Underneath My Armor, Part 6: Leaving Home

-Is it easy to move? I mean, away from your family


Yes and no.

Let me first say, I have it so much easier than the military wives of the past. Thanks to the internet, cell phones, house phones, communication is faster and better, than ever before. And while posting pictures on Facebook isn't always the same thing, and a phone call doesn't always feel the same way, it is more than other wives have had in the past.

With that said....
I have a huge, often chaotic, loud, loving, fiercely protective, family. That family taught me, whether they intended to or by accident, how to be independent, and strong. How to stand on my own two feet, lean into the wind, pull myself up by my boot straps, all those cliched, overused descriptions for strength that I can come up with.

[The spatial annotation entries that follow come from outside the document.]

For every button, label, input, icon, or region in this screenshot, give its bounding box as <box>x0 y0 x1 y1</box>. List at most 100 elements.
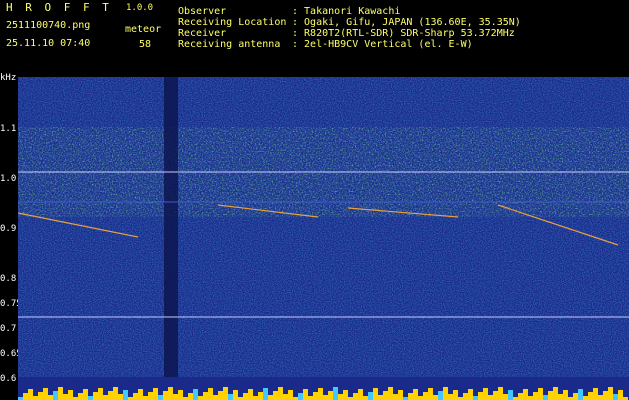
power-bar <box>108 391 113 400</box>
power-bar <box>233 390 238 400</box>
power-bar <box>273 391 278 400</box>
power-bar <box>418 396 423 400</box>
power-bar <box>473 396 478 400</box>
meteor-label: meteor <box>125 24 162 35</box>
power-bar <box>578 389 583 400</box>
power-bar <box>478 392 483 400</box>
info-value: : R820T2(RTL-SDR) SDR-Sharp 53.372MHz <box>292 28 515 39</box>
power-bar <box>558 394 563 400</box>
power-bar <box>168 387 173 400</box>
power-bar <box>33 396 38 400</box>
power-bar <box>43 388 48 400</box>
power-bar <box>353 393 358 400</box>
y-tick-label: 0.9 <box>0 224 17 234</box>
power-bar <box>98 388 103 400</box>
power-bar <box>213 395 218 400</box>
power-bar <box>363 396 368 400</box>
y-tick-label: 1.1 <box>0 124 17 134</box>
power-bar <box>488 395 493 400</box>
meteor-count: 58 <box>139 39 152 50</box>
power-bar <box>528 396 533 400</box>
power-bar <box>373 388 378 400</box>
spectrogram <box>18 77 629 400</box>
power-bar <box>148 392 153 400</box>
power-bar <box>438 391 443 400</box>
info-key: Receiving antenna <box>178 39 281 50</box>
power-bar <box>268 395 273 400</box>
power-bar <box>328 391 333 400</box>
info-row-antenna: Receiving antenna : 2el-HB9CV Vertical (e… <box>178 39 473 50</box>
power-bar <box>453 390 458 400</box>
power-bar <box>318 388 323 400</box>
power-bar <box>368 392 373 400</box>
app-version: 1.0.0 <box>126 3 154 13</box>
y-tick-label: 0.8 <box>0 274 17 284</box>
interference-column <box>164 77 178 377</box>
power-bar <box>358 389 363 400</box>
power-bar <box>573 393 578 400</box>
power-bar <box>393 394 398 400</box>
power-bar <box>118 394 123 400</box>
info-value: : Takanori Kawachi <box>292 6 401 17</box>
info-value: : 2el-HB9CV Vertical (el. E-W) <box>292 39 473 50</box>
power-bar <box>228 394 233 400</box>
power-bar <box>448 394 453 400</box>
spectrum-noise <box>18 77 629 377</box>
power-bar <box>158 395 163 400</box>
power-bar <box>383 391 388 400</box>
file-name: 2511100740.png <box>6 20 91 31</box>
power-bar <box>398 390 403 400</box>
power-bar <box>103 395 108 400</box>
power-bar <box>223 387 228 400</box>
power-bar <box>283 394 288 400</box>
power-bar <box>618 390 623 400</box>
power-bar <box>93 392 98 400</box>
power-bar <box>258 392 263 400</box>
power-bar <box>608 387 613 400</box>
power-bar <box>198 396 203 400</box>
power-bar <box>153 388 158 400</box>
power-bar <box>203 392 208 400</box>
power-bar <box>243 393 248 400</box>
power-bar <box>548 391 553 400</box>
power-bar <box>48 395 53 400</box>
power-bar <box>543 395 548 400</box>
info-row-observer: Observer: Takanori Kawachi <box>178 6 400 17</box>
power-bar <box>138 389 143 400</box>
power-bar <box>123 390 128 400</box>
power-bar <box>563 390 568 400</box>
power-bar <box>408 393 413 400</box>
spectrogram-panel <box>18 77 629 400</box>
power-bar <box>443 387 448 400</box>
power-bar <box>333 387 338 400</box>
power-bar <box>598 395 603 400</box>
power-bar <box>433 395 438 400</box>
power-bar <box>498 387 503 400</box>
power-bar <box>313 392 318 400</box>
power-bar <box>288 390 293 400</box>
power-bar <box>263 388 268 400</box>
power-bar <box>518 393 523 400</box>
power-bar <box>298 393 303 400</box>
power-bar <box>248 389 253 400</box>
y-tick-label: 1.0 <box>0 174 17 184</box>
info-key: Receiver <box>178 28 227 39</box>
power-bar <box>388 387 393 400</box>
power-bar <box>88 396 93 400</box>
power-bar <box>163 391 168 400</box>
power-bar <box>483 388 488 400</box>
power-bar <box>413 389 418 400</box>
app-title: H R O F F T <box>6 1 112 14</box>
power-bar <box>533 392 538 400</box>
power-bar <box>68 390 73 400</box>
power-bar <box>428 388 433 400</box>
power-bar <box>133 393 138 400</box>
power-bar <box>83 389 88 400</box>
power-bar <box>308 396 313 400</box>
power-bar <box>28 389 33 400</box>
power-bar <box>218 391 223 400</box>
power-bar <box>323 395 328 400</box>
power-bar <box>53 391 58 400</box>
power-bar <box>278 387 283 400</box>
power-bar <box>173 394 178 400</box>
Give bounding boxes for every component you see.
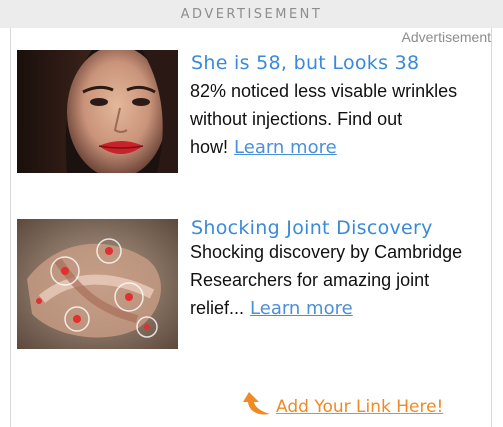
ad-thumbnail-2[interactable] [17,219,178,349]
learn-more-link-1[interactable]: Learn more [234,137,337,158]
ad-description-2: Shocking discovery by Cambridge Research… [190,238,486,323]
ad-frame-right-border [491,28,492,427]
ad-description-1: 82% noticed less visable wrinkles withou… [190,77,486,162]
add-your-link-button[interactable]: Add Your Link Here! [276,397,443,417]
advertisement-header-text: ADVERTISEMENT [180,6,323,22]
woman-face-image [17,50,178,173]
advertisement-header: ADVERTISEMENT [0,0,503,28]
ad-title-1[interactable]: She is 58, but Looks 38 [191,52,419,74]
add-your-link-area: Add Your Link Here! [240,389,443,419]
joint-anatomy-image [17,219,178,349]
learn-more-link-2[interactable]: Learn more [250,298,353,319]
advertisement-label: Advertisement [401,29,491,45]
curved-arrow-icon [243,392,270,415]
ad-title-2[interactable]: Shocking Joint Discovery [191,217,433,239]
ad-frame-left-border [10,28,11,427]
ad-thumbnail-1[interactable] [17,50,178,173]
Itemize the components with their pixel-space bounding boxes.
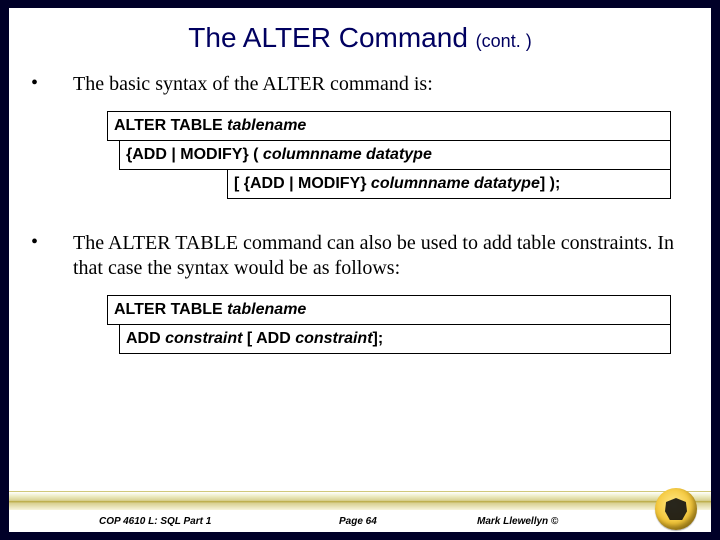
syntax-group-2: ALTER TABLE tablename ADD constraint [ A… [107,295,671,354]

In addition to all the life lessons about strength, I learned about how life changes. Like that famed river Heraclitus spoke and philosophized about, life is never the same. So I learned to be fluid, to change with the changes, rather than fight against them.

Finally, I know that should my world crumble around me, I can always, always, come home. I have come home several times, and rebuilt my life, put Humpty Dumpty back together again. You can go home again, and I have several times, whenever the world got to be too much, and I needed shelter and comfort.

Armed with those things, independence, strength, the ability to change, and the knowledge that I can always come home, leaving home has never been easy, but it's not been an earth shattering moment either.

I take my family with me, their love, their strength, their advice, the countless stories we have together. My family is in the steel of my spine, my ability to deal with life, my compassion and my shoulder to cry on.

At the end, I have my family. I have the best husband, Prince Charming in Combat Boots, who loves me, is strong when I can not, lets me hide from the world when I am scared, who makes me laugh when I need to, and lets me cry when I need to. And I have the most beautiful, smart, growing-like-a-weed, little girl, who is the center of my known world.

They're all the family I really need.